Pour moi qui entame cette étape de ma vie avec gratitude et sérénité, je m’inspire et puise mon énergie des femmes guerrières autour de moi. Ma mère, mon premier modèle, qui m’a appris à pratiquer la patience même dans les moments où l’on n’en a plus, l’importance de l’éducation des femmes et le respect de soi.
Il y a aussi ce réseau que je me suis créé. Ma chère Annick, qui a relevé le défi de l’intégration dans le processus d’immigration. Réussir le défi de l’insertion professionnelle, l’engagement social et communautaire combine une vie de famille active quand on est une femme noire dans ce coin d’Amérique. Mon amie Édith, que j’appelle affectueusement Madamou, qui a décidé de ne plus accepter que la société lui fixe des normes auxquelles elle doit se conformer pour se faire accepter et se faire une place. Fière et forte, elle influence le débat pour combattre la grossophobie. Nul ne devrait être obligé de vivre avec des normes auxquelles, il ne peut naturellement se conformer.
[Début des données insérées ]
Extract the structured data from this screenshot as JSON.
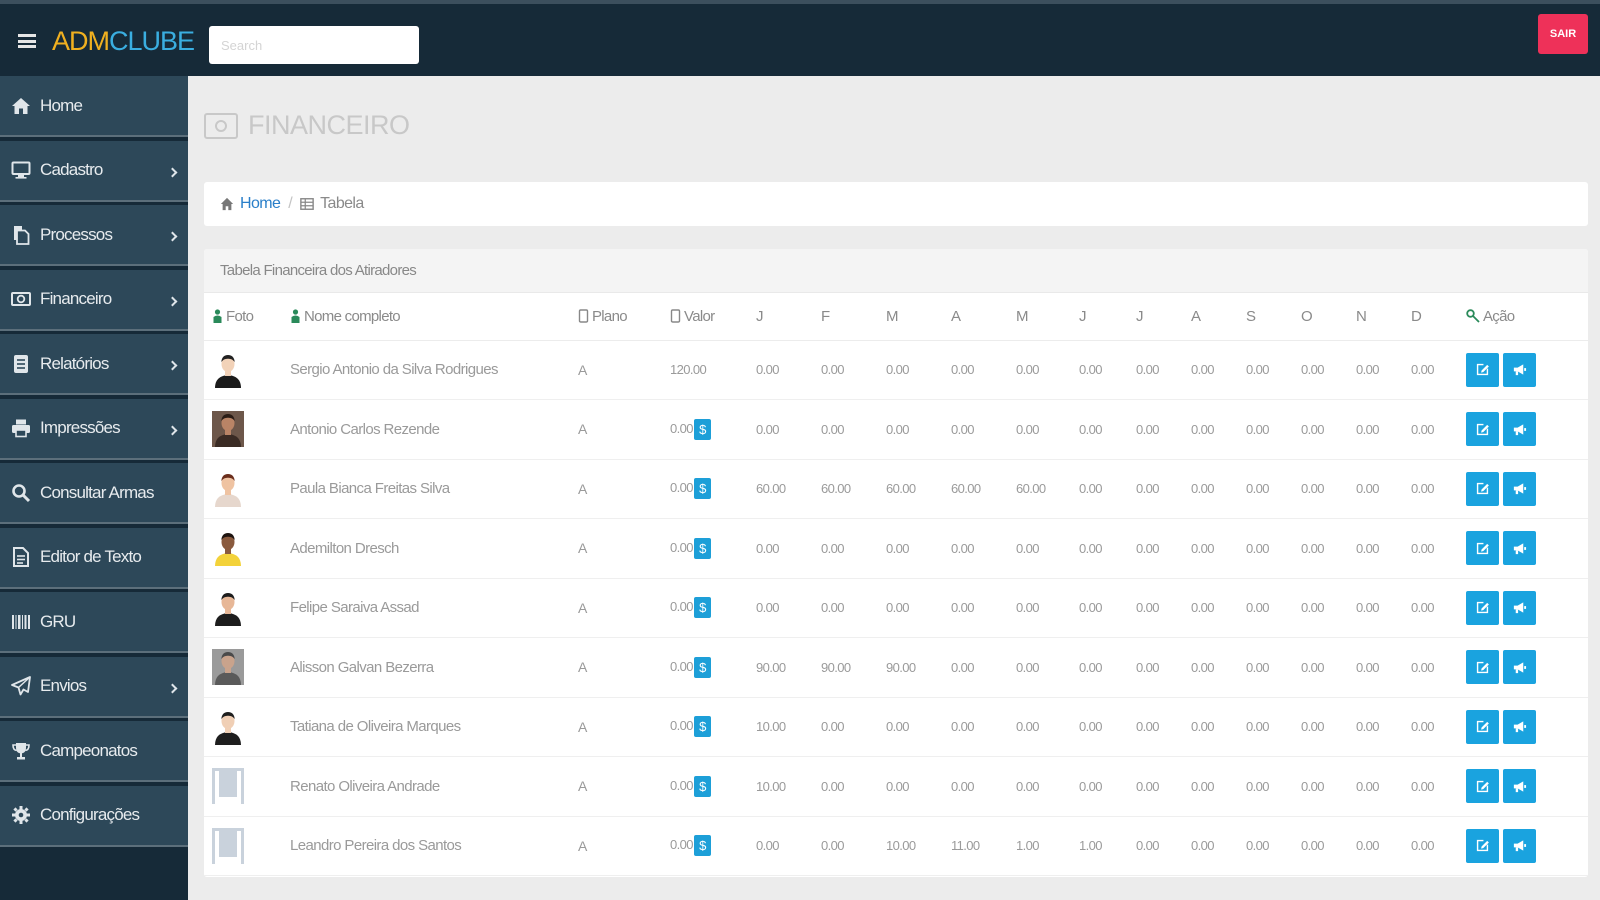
{
  "topbar": {
    "brand_part1": "ADM",
    "brand_part2": "CLUBE",
    "search_placeholder": "Search",
    "logout_label": "SAIR"
  },
  "sidebar": {
    "items": [
      {
        "label": "Home",
        "icon": "home-icon",
        "has_submenu": false
      },
      {
        "label": "Cadastro",
        "icon": "monitor-icon",
        "has_submenu": true
      },
      {
        "label": "Processos",
        "icon": "files-icon",
        "has_submenu": true
      },
      {
        "label": "Financeiro",
        "icon": "money-icon",
        "has_submenu": true
      },
      {
        "label": "Relatórios",
        "icon": "report-icon",
        "has_submenu": true
      },
      {
        "label": "Impressões",
        "icon": "print-icon",
        "has_submenu": true
      },
      {
        "label": "Consultar Armas",
        "icon": "search-icon",
        "has_submenu": false
      },
      {
        "label": "Editor de Texto",
        "icon": "document-icon",
        "has_submenu": false
      },
      {
        "label": "GRU",
        "icon": "barcode-icon",
        "has_submenu": false
      },
      {
        "label": "Envios",
        "icon": "paper-plane-icon",
        "has_submenu": true
      },
      {
        "label": "Campeonatos",
        "icon": "trophy-icon",
        "has_submenu": false
      },
      {
        "label": "Configurações",
        "icon": "gear-icon",
        "has_submenu": false
      }
    ]
  },
  "page": {
    "title": "FINANCEIRO",
    "title_icon": "money-icon"
  },
  "breadcrumb": {
    "home": "Home",
    "current": "Tabela"
  },
  "panel": {
    "title": "Tabela Financeira dos Atiradores"
  },
  "table": {
    "headers": {
      "foto": "Foto",
      "nome": "Nome completo",
      "plano": "Plano",
      "valor": "Valor",
      "months": [
        "J",
        "F",
        "M",
        "A",
        "M",
        "J",
        "J",
        "A",
        "S",
        "O",
        "N",
        "D"
      ],
      "acao": "Ação"
    },
    "rows": [
      {
        "name": "Sergio Antonio da Silva Rodrigues",
        "plano": "A",
        "valor": "120.00",
        "has_badge": false,
        "months": [
          "0.00",
          "0.00",
          "0.00",
          "0.00",
          "0.00",
          "0.00",
          "0.00",
          "0.00",
          "0.00",
          "0.00",
          "0.00",
          "0.00"
        ],
        "avatar": {
          "skin": "#f2d2b8",
          "hair": "#222",
          "shirt": "#1b1b1b",
          "bg": "#ffffff",
          "placeholder": false
        }
      },
      {
        "name": "Antonio Carlos Rezende",
        "plano": "A",
        "valor": "0.00",
        "has_badge": true,
        "months": [
          "0.00",
          "0.00",
          "0.00",
          "0.00",
          "0.00",
          "0.00",
          "0.00",
          "0.00",
          "0.00",
          "0.00",
          "0.00",
          "0.00"
        ],
        "avatar": {
          "skin": "#b98466",
          "hair": "#2a1c15",
          "shirt": "#3a2b24",
          "bg": "#6d574a",
          "placeholder": false
        }
      },
      {
        "name": "Paula Bianca Freitas Silva",
        "plano": "A",
        "valor": "0.00",
        "has_badge": true,
        "months": [
          "60.00",
          "60.00",
          "60.00",
          "60.00",
          "60.00",
          "0.00",
          "0.00",
          "0.00",
          "0.00",
          "0.00",
          "0.00",
          "0.00"
        ],
        "avatar": {
          "skin": "#efc3a2",
          "hair": "#6b2e1d",
          "shirt": "#e6d7cd",
          "bg": "#ffffff",
          "placeholder": false
        }
      },
      {
        "name": "Ademilton Dresch",
        "plano": "A",
        "valor": "0.00",
        "has_badge": true,
        "months": [
          "0.00",
          "0.00",
          "0.00",
          "0.00",
          "0.00",
          "0.00",
          "0.00",
          "0.00",
          "0.00",
          "0.00",
          "0.00",
          "0.00"
        ],
        "avatar": {
          "skin": "#8a5a3e",
          "hair": "#1e1410",
          "shirt": "#f3d23a",
          "bg": "#ffffff",
          "placeholder": false
        }
      },
      {
        "name": "Felipe Saraiva Assad",
        "plano": "A",
        "valor": "0.00",
        "has_badge": true,
        "months": [
          "0.00",
          "0.00",
          "0.00",
          "0.00",
          "0.00",
          "0.00",
          "0.00",
          "0.00",
          "0.00",
          "0.00",
          "0.00",
          "0.00"
        ],
        "avatar": {
          "skin": "#e7b797",
          "hair": "#1d1d1d",
          "shirt": "#1d1d1d",
          "bg": "#ffffff",
          "placeholder": false
        }
      },
      {
        "name": "Alisson Galvan Bezerra",
        "plano": "A",
        "valor": "0.00",
        "has_badge": true,
        "months": [
          "90.00",
          "90.00",
          "90.00",
          "0.00",
          "0.00",
          "0.00",
          "0.00",
          "0.00",
          "0.00",
          "0.00",
          "0.00",
          "0.00"
        ],
        "avatar": {
          "skin": "#c9a38c",
          "hair": "#4a4a4a",
          "shirt": "#5a5a5a",
          "bg": "#9a9a9a",
          "placeholder": false
        }
      },
      {
        "name": "Tatiana de Oliveira Marques",
        "plano": "A",
        "valor": "0.00",
        "has_badge": true,
        "months": [
          "10.00",
          "0.00",
          "0.00",
          "0.00",
          "0.00",
          "0.00",
          "0.00",
          "0.00",
          "0.00",
          "0.00",
          "0.00",
          "0.00"
        ],
        "avatar": {
          "skin": "#f0cfb5",
          "hair": "#1e1e1e",
          "shirt": "#1e1e1e",
          "bg": "#ffffff",
          "placeholder": false
        }
      },
      {
        "name": "Renato Oliveira Andrade",
        "plano": "A",
        "valor": "0.00",
        "has_badge": true,
        "months": [
          "10.00",
          "0.00",
          "0.00",
          "0.00",
          "0.00",
          "0.00",
          "0.00",
          "0.00",
          "0.00",
          "0.00",
          "0.00",
          "0.00"
        ],
        "avatar": {
          "skin": "#ffffff",
          "hair": "#ffffff",
          "shirt": "#ffffff",
          "bg": "#c9d2dc",
          "placeholder": true
        }
      },
      {
        "name": "Leandro Pereira dos Santos",
        "plano": "A",
        "valor": "0.00",
        "has_badge": true,
        "months": [
          "0.00",
          "0.00",
          "10.00",
          "11.00",
          "1.00",
          "1.00",
          "0.00",
          "0.00",
          "0.00",
          "0.00",
          "0.00",
          "0.00"
        ],
        "avatar": {
          "skin": "#ffffff",
          "hair": "#ffffff",
          "shirt": "#ffffff",
          "bg": "#c9d2dc",
          "placeholder": true
        }
      }
    ],
    "badge_symbol": "$",
    "action_icons": [
      "edit-icon",
      "megaphone-icon"
    ]
  },
  "colors": {
    "topbar_bg": "#162a38",
    "sidebar_item_bg": "#2d4859",
    "accent_blue": "#1aa3df",
    "logout_red": "#ee3159",
    "brand_gold": "#f0b020",
    "brand_blue": "#3aaee0"
  }
}
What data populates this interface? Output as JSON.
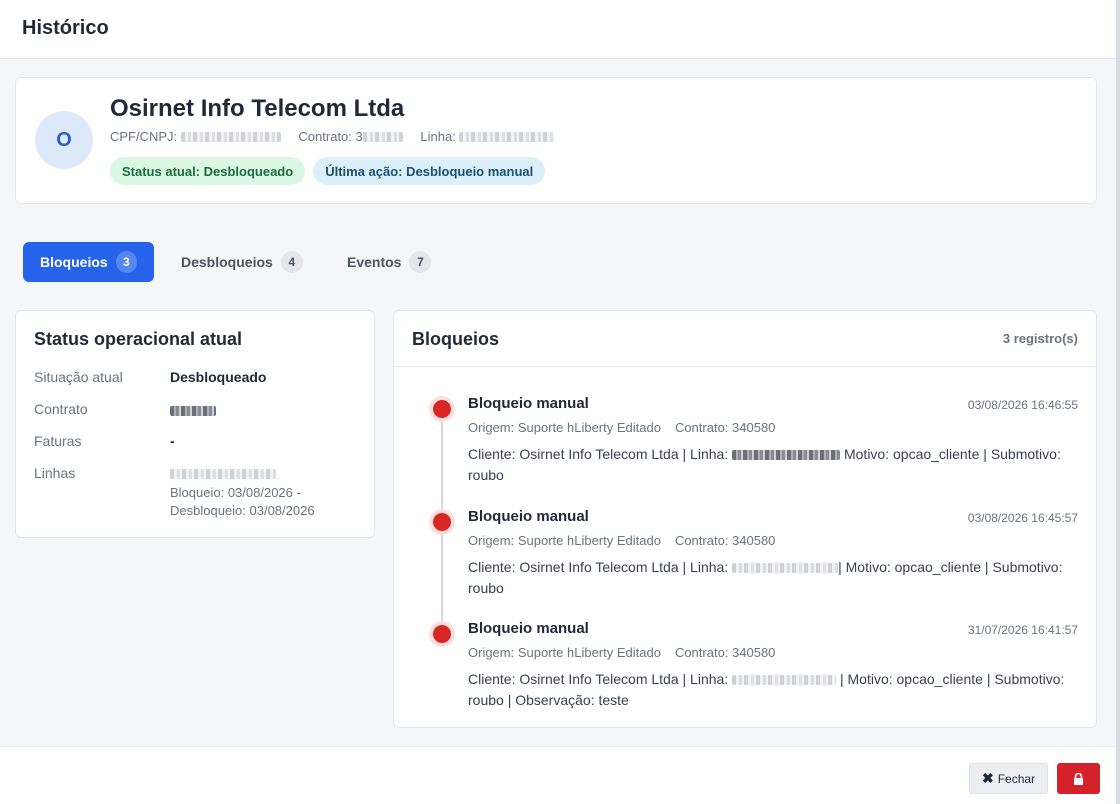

Au fil des rencontres de la vie, j’ai croisé le chemin de Rahilatou, qui se lance le défi d’entreprendre tout en innovant. Son entreprise Veraudace produit des sorbets et crèmes glacées sans lait, entièrement faits de légumes bio, 100 % naturels et véganes . Cette jeune mère de famille travaille avec acharnement à bien s’établir et à relever le défi de la conciliation travail et famille. Enfin, ma belle et talentueuse Aminata Farmo qui d’ici nous lance le défi d’informer la jeunesse africaine, de faire tomber numériquement les barrières de la distance. Et tant d’autres…

Chacune d’elle me pousse à reprendre cette plume pour partager les expériences, éduquer, connecter et inspirer.